Feds looking to strengthen relationships south of the border ahead of 2024 presidential election
Prime Minister Justin Trudeau speaks during a news conference in New York on Thursday, Sept. 21, 2023. Trudeau is in Philadelphia today, on his first trip south of the border since his government launched a new “Team Canada” charm offensive in the United States. THE CANADIAN PRESS/Adrian Wyld

Prime Minister Justin Trudeau is in Philadelphia today, on his first trip south of the border since his government launched a new “Team Canada” charm offensive in the United States.

Officially he is in Pennsylvania after accepting an invitation to speak at the Service Employees International Union quadrennial North American convention.

But the trip comes five months after Trudeau dispatched his industry and international trade ministers to lead the new trade strategy with American business leaders, labour unions and state and municipal governments.

The plan comes as Americans are headed toward a pivotal presidential election for both countries.

A potential return to the White House by Donald Trump brings memories of the difficult bilateral relationship during his first term.

He has already promised to introduce a 10 per cent flat import tax on all countries if he wins a second time.

In January, Trudeau acknowledged a second Trump presidency isn’t on Canada’s wish list.

“It wasn’t easy the first time and if there’s a second time, it won’t be easy either,” he said in a speech in Montreal.

He noted in that same speech that he spent a lot of time during Trump’s presidency meeting with U.S. state governors to remind them how much they depend on Canada.

One week later he launched the renewed “Team Canada strategy on engagement with the United States.”

READ ALSO: Trudeau says Canada prepared if U.S. decides to return to Trump

Trudeau’s one-day visit to Philadelphia includes a meeting with Pennsylvania Gov. Josh Shapiro, a rising star in the Democratic Party who is on a short list of people expected to make a presidential run in 2028.

It’s a similar strategy to the one employed during the Trump presidency, when Ottawa avoided taking on Trump directly as much as possible and instead looked to the businesses and state governments that were more open to discussions.

The bilateral relationship during President Joe Biden’s term has been friendlier, though not without its own bumps.

Canada and the U.S. have been moving in lockstep on a number of clean tech innovations including growing ties in the electric vehicle supply chain including critical minerals, EV batteries and semiconductors.
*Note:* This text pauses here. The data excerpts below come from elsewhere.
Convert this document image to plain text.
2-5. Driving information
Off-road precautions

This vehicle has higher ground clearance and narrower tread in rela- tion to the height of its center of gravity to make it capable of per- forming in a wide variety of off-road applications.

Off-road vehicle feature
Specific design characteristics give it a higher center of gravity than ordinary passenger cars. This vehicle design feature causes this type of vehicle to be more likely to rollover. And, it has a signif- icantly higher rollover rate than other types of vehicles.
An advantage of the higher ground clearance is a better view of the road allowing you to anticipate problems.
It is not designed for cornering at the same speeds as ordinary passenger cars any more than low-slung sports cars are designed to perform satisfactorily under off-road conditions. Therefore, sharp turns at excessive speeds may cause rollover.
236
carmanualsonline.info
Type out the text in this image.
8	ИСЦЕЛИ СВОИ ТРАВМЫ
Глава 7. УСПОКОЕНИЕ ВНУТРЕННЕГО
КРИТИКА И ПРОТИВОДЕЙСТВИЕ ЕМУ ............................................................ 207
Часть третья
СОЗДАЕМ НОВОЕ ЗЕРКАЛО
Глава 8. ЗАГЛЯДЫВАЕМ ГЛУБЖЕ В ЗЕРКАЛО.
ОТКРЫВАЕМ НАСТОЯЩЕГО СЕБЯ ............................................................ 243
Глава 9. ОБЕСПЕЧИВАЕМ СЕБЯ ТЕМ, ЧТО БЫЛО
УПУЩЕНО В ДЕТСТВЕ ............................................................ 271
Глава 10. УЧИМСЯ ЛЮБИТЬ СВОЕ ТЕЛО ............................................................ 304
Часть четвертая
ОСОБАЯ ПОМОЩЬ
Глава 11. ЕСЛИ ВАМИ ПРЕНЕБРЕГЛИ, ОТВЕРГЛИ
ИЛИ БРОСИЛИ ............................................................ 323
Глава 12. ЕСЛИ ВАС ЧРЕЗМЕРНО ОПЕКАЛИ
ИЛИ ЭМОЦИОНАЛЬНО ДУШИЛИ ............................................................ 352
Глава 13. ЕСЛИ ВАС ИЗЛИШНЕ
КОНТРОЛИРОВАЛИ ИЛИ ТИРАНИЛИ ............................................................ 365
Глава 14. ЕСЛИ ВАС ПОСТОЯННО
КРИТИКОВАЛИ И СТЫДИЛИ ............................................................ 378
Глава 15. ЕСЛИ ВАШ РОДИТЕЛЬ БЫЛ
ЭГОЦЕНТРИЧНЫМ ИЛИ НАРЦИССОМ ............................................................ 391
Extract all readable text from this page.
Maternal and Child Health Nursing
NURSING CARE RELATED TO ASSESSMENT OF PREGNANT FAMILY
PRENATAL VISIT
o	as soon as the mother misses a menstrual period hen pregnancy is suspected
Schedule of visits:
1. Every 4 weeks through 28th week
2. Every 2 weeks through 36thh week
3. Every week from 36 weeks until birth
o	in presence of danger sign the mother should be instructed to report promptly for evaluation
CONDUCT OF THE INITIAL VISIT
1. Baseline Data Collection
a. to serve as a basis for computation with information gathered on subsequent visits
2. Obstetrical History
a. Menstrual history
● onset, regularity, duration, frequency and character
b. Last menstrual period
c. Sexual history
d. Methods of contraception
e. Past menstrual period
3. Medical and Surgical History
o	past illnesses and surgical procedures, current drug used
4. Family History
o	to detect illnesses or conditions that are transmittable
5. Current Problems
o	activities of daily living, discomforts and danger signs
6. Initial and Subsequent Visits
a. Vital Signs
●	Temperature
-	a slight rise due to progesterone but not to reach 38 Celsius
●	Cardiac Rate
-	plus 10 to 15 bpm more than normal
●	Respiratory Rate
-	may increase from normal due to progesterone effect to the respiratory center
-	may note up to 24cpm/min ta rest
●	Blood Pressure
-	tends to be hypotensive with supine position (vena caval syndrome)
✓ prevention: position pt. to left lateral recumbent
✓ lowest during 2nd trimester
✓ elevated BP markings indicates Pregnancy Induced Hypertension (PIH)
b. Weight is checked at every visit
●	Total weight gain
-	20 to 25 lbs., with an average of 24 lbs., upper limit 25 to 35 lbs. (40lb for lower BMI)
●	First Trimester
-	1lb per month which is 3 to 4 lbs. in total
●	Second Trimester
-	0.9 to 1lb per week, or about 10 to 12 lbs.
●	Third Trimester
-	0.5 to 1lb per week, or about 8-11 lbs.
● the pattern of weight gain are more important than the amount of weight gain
But initially Biden intended to offer a lucrative EV tax credit only to American-made cars. An all-out effort by Canada convinced the U.S. to expand it to include North American-made cars before the credit was finalized.

Canada is the single biggest player in the U.S. economy, representing almost one-fifth of total American exports. Mexico accounts for about one-sixth and China accounts of less than one-tenth.

But the U.S. is a much more dominant market for Canadian exports, accounting for 77 per cent of all Canadian exports in 2023, or almost $600 billion.

China sits in second place with $30 billion, or four per cent of total exports.

Canada has invested $30 billion in the electric vehicle sector in the last two years alone and is becoming the North American hub for EV battery production. But many of those batteries are destined for electric vehicles that will be completed and sold in the U.S.

The U.S. is also looking to Canada as a key supplier of the critical minerals needed for most clean technologies including renewable power and batteries.

Any adjustments in import taxes could have a devastating effect on that plan.

Trudeau is also set to meet with political and business leaders during his one-day visit.